Départs en vacances : à la gare de Lyon, les voyageurs partagés entre inquiétude et excitation

Bientôt Noël ! Les Français seront presque aussi nombreux que l’année dernière à prendre le train. Les voyageurs en partance de la gare de Lyon ont hâte de retrouver leurs proches, mais, trois jours après le déconfinement, ils restent vigilants.

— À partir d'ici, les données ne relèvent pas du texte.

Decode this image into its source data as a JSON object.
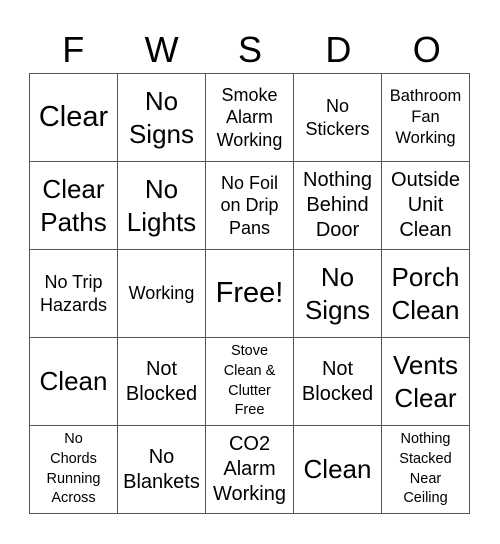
{
  "header": {
    "letters": [
      "F",
      "W",
      "S",
      "D",
      "O"
    ]
  },
  "board": {
    "rows": [
      [
        {
          "text": "Clear",
          "size": "xl"
        },
        {
          "text": "No\nSigns",
          "size": "l"
        },
        {
          "text": "Smoke\nAlarm\nWorking",
          "size": "m"
        },
        {
          "text": "No\nStickers",
          "size": "m"
        },
        {
          "text": "Bathroom\nFan\nWorking",
          "size": "s"
        }
      ],
      [
        {
          "text": "Clear\nPaths",
          "size": "l"
        },
        {
          "text": "No\nLights",
          "size": "l"
        },
        {
          "text": "No Foil\non Drip\nPans",
          "size": "m"
        },
        {
          "text": "Nothing\nBehind\nDoor",
          "size": "m2"
        },
        {
          "text": "Outside\nUnit\nClean",
          "size": "m2"
        }
      ],
      [
        {
          "text": "No Trip\nHazards",
          "size": "m"
        },
        {
          "text": "Working",
          "size": "m"
        },
        {
          "text": "Free!",
          "size": "xl"
        },
        {
          "text": "No\nSigns",
          "size": "l"
        },
        {
          "text": "Porch\nClean",
          "size": "l"
        }
      ],
      [
        {
          "text": "Clean",
          "size": "l"
        },
        {
          "text": "Not\nBlocked",
          "size": "m2"
        },
        {
          "text": "Stove\nClean &\nClutter\nFree",
          "size": "xs"
        },
        {
          "text": "Not\nBlocked",
          "size": "m2"
        },
        {
          "text": "Vents\nClear",
          "size": "l"
        }
      ],
      [
        {
          "text": "No\nChords\nRunning\nAcross",
          "size": "xs"
        },
        {
          "text": "No\nBlankets",
          "size": "m2"
        },
        {
          "text": "CO2\nAlarm\nWorking",
          "size": "m2"
        },
        {
          "text": "Clean",
          "size": "l"
        },
        {
          "text": "Nothing\nStacked\nNear\nCeiling",
          "size": "xs"
        }
      ]
    ]
  }
}
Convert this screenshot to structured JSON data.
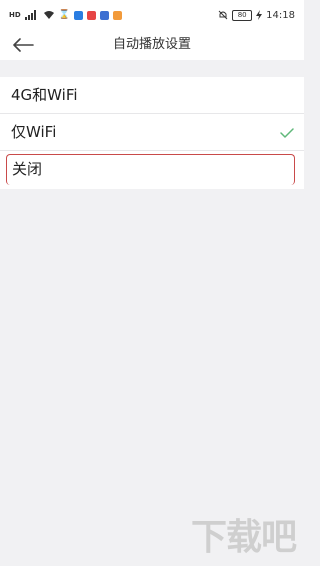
{
  "status_bar": {
    "time": "14:18",
    "battery": "80",
    "icons": [
      "hd-icon",
      "signal-4g-icon",
      "wifi-icon",
      "hourglass-icon",
      "app-icon-blue",
      "app-icon-red",
      "app-icon-blue2",
      "app-icon-orange",
      "alarm-mute-icon",
      "battery-icon",
      "charging-icon"
    ]
  },
  "header": {
    "title": "自动播放设置",
    "back_icon": "arrow-left-icon"
  },
  "options": [
    {
      "label": "4G和WiFi",
      "selected": false
    },
    {
      "label": "仅WiFi",
      "selected": true
    },
    {
      "label": "关闭",
      "selected": false,
      "highlighted": true
    }
  ],
  "colors": {
    "check": "#5fb87a",
    "highlight_border": "#c94a4a",
    "background": "#f1f1f3"
  },
  "watermark": {
    "text": "下载吧"
  }
}
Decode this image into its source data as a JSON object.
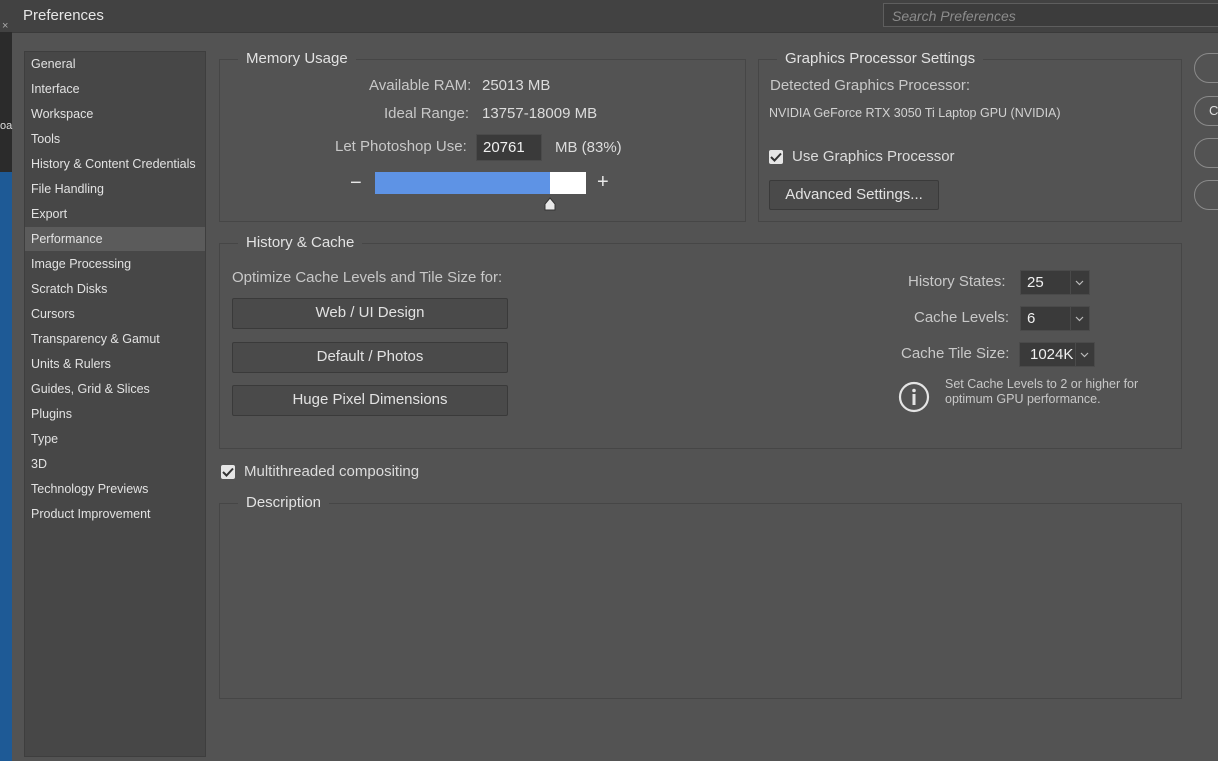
{
  "window": {
    "title": "Preferences"
  },
  "search": {
    "placeholder": "Search Preferences"
  },
  "background": {
    "edge_text": "oa",
    "close_glyph": "×"
  },
  "sidebar": {
    "items": [
      {
        "label": "General"
      },
      {
        "label": "Interface"
      },
      {
        "label": "Workspace"
      },
      {
        "label": "Tools"
      },
      {
        "label": "History & Content Credentials"
      },
      {
        "label": "File Handling"
      },
      {
        "label": "Export"
      },
      {
        "label": "Performance",
        "active": true
      },
      {
        "label": "Image Processing"
      },
      {
        "label": "Scratch Disks"
      },
      {
        "label": "Cursors"
      },
      {
        "label": "Transparency & Gamut"
      },
      {
        "label": "Units & Rulers"
      },
      {
        "label": "Guides, Grid & Slices"
      },
      {
        "label": "Plugins"
      },
      {
        "label": "Type"
      },
      {
        "label": "3D"
      },
      {
        "label": "Technology Previews"
      },
      {
        "label": "Product Improvement"
      }
    ]
  },
  "memory": {
    "title": "Memory Usage",
    "available_label": "Available RAM:",
    "available_value": "25013 MB",
    "ideal_label": "Ideal Range:",
    "ideal_value": "13757-18009 MB",
    "use_label": "Let Photoshop Use:",
    "use_value": "20761",
    "use_unit": "MB (83%)",
    "minus": "−",
    "plus": "+",
    "slider_fraction": 0.83
  },
  "gpu": {
    "title": "Graphics Processor Settings",
    "detected_label": "Detected Graphics Processor:",
    "gpu_name": "NVIDIA GeForce RTX 3050 Ti Laptop GPU (NVIDIA)",
    "use_gpu_label": "Use Graphics Processor",
    "use_gpu_checked": true,
    "advanced_button": "Advanced Settings..."
  },
  "history_cache": {
    "title": "History & Cache",
    "optimize_label": "Optimize Cache Levels and Tile Size for:",
    "buttons": [
      "Web / UI Design",
      "Default / Photos",
      "Huge Pixel Dimensions"
    ],
    "history_states_label": "History States:",
    "history_states_value": "25",
    "cache_levels_label": "Cache Levels:",
    "cache_levels_value": "6",
    "tile_size_label": "Cache Tile Size:",
    "tile_size_value": "1024K",
    "info_text_1": "Set Cache Levels to 2 or higher for",
    "info_text_2": "optimum GPU performance."
  },
  "multithreaded": {
    "label": "Multithreaded compositing",
    "checked": true
  },
  "description": {
    "title": "Description"
  },
  "right_buttons": [
    {
      "label": ""
    },
    {
      "label": "C"
    },
    {
      "label": ""
    },
    {
      "label": ""
    }
  ],
  "colors": {
    "slider_fill": "#5e93e5",
    "panel_bg": "#535353",
    "active_item": "#5b5b5b"
  }
}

« Je n’ai pas trop le temps de vous parler », lance Marie, 31 ans, qui voyage avec sa sœur et son cocker. « On vit à Paris. On retourne en Avignon voir la famille. Le train part dans cinq minutes. » Comme elles, de nombreux voyageurs s’apprêtent à quitter la capitale pour retrouver leurs proches. Dans le hall 1 de la gare de Lyon, les voyageurs ne se bousculent pas encore à midi. Les places assises se font rares mais la circulation reste fluide. La bousculade est attendue pour la fin de l’après-midi. « C’est 750 000 voyageurs qui vont prendre le train ce week-end. Pour nous c’est une bonne nouvelle, les Français vont pouvoir reprendre un peu d’oxygène », s’est réjoui le PDG de SNCF Voyageurs, Christophe Fanichet, le 16 décembre sur Europe 1. « En effet, ça me manquait », confirme Nicolas. Étudiant en science du climat à l’Université Paris-Saclay (Essonne), il n’était pas retourné à Genève depuis février. Il y retrouvera sa mère et sa sœur pour fêter Noël.

Ambiance bizarre

Malgré la crise sanitaire, la fréquentation attendue par la SNCF pour le début des vacances de Noël est à peine moins importante que l’an dernier (850 000). « On s’en fout du COVID ! » s’exclame d’ailleurs Mimi, 77 ans, avec un accent serbe à couper au couteau. « J’ai hâte de retrouver l’air de la montagne, ma fille, mon gendre et mes deux petites-filles. » La dame qui l’accompagne la tire par la manche de son manteau. « Ils ont ouvert le portique d’embarquement, il faut y aller ! » Toutes deux prennent aussi le train pour Genève, voie D.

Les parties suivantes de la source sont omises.